Ho trovato questa foto sul suo profilo Instagram. Guardatelo:
e capirete il lavoro di Maryam. Trentatré anni, un figlio di tredici, Ghaith, che era riuscita ad allontanare da Gaza e fargli raggiungere parenti negli Emirati Arabi. Lei è rimasta. Dal 2018 era una fotografa, una videomaker. ‘Un tempo, prima della guerra, mi piaceva fotografare le cose belle’, aveva detto. Un tempo che si è spento per tutti a Gaza. Maryam era diventata una giornalista, ostinata e coraggiosa, che doveva raccontare al mondo quello che stava accadendo a casa sua. Inviava le foto all’Associated Press.
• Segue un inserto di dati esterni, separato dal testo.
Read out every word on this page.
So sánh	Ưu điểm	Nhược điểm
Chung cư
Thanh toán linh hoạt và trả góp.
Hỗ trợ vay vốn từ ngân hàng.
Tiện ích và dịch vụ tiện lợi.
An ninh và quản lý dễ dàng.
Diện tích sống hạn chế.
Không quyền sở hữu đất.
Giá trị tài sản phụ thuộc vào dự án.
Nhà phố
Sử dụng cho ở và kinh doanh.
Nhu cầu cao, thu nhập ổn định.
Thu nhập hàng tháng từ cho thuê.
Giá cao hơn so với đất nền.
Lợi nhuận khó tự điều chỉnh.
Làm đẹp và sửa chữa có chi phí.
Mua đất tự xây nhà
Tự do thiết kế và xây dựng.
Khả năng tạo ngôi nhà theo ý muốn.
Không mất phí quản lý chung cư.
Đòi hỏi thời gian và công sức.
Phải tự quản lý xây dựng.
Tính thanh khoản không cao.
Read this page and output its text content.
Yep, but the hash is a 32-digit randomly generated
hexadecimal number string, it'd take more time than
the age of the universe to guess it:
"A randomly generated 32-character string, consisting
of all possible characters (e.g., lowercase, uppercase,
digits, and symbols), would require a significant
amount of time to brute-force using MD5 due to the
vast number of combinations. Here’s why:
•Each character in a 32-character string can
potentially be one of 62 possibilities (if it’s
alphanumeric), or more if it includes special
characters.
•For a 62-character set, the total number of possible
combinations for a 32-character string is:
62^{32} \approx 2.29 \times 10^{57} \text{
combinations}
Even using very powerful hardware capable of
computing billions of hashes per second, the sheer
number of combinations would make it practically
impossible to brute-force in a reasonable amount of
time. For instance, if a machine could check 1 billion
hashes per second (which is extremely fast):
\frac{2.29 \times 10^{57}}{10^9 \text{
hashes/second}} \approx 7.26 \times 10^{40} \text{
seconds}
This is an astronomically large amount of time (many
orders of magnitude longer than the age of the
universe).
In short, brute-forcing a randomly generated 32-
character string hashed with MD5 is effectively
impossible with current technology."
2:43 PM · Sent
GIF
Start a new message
Come molti giornalisti era consapevole che ogni giorno poteva essere l’ultimo. Aveva preparato la sua lettera d’addio, rivolta al figlio: ‘Voglio che tu tenga la testa alta, che studi, che tu sia brillante, che diventi un uomo che vale, capace di affrontare la vita, amore mio’.
Non so come avvenga, ma in rete c’è il suo ultimo video: non è la documentazione di una guerra, ma è l’immagine di una donna che si riflette in uno specchio, un video di una manciata di secondi, senza un sorriso, molto serio, molto bello, voglio scrivere. Un video come chiunque con un cellulare in mano è tentato di fare (e quasi sempre lo fa) quando si trova davanti a uno specchio.
Maryam è stata uccisa il 25 di agosto dal bombardamento israeliano sull’ospedale Nasser. Assieme lei sono morte altre venti persone. Fra di loro quattro giornalisti: Muaz Abu Taha, Mohammed Salama, Ahmed Abu Aziz, Hussan al-Masri. Maryam voleva che tutte le vittime di Gaza avessero un nome. Lo vogliamo anche noi.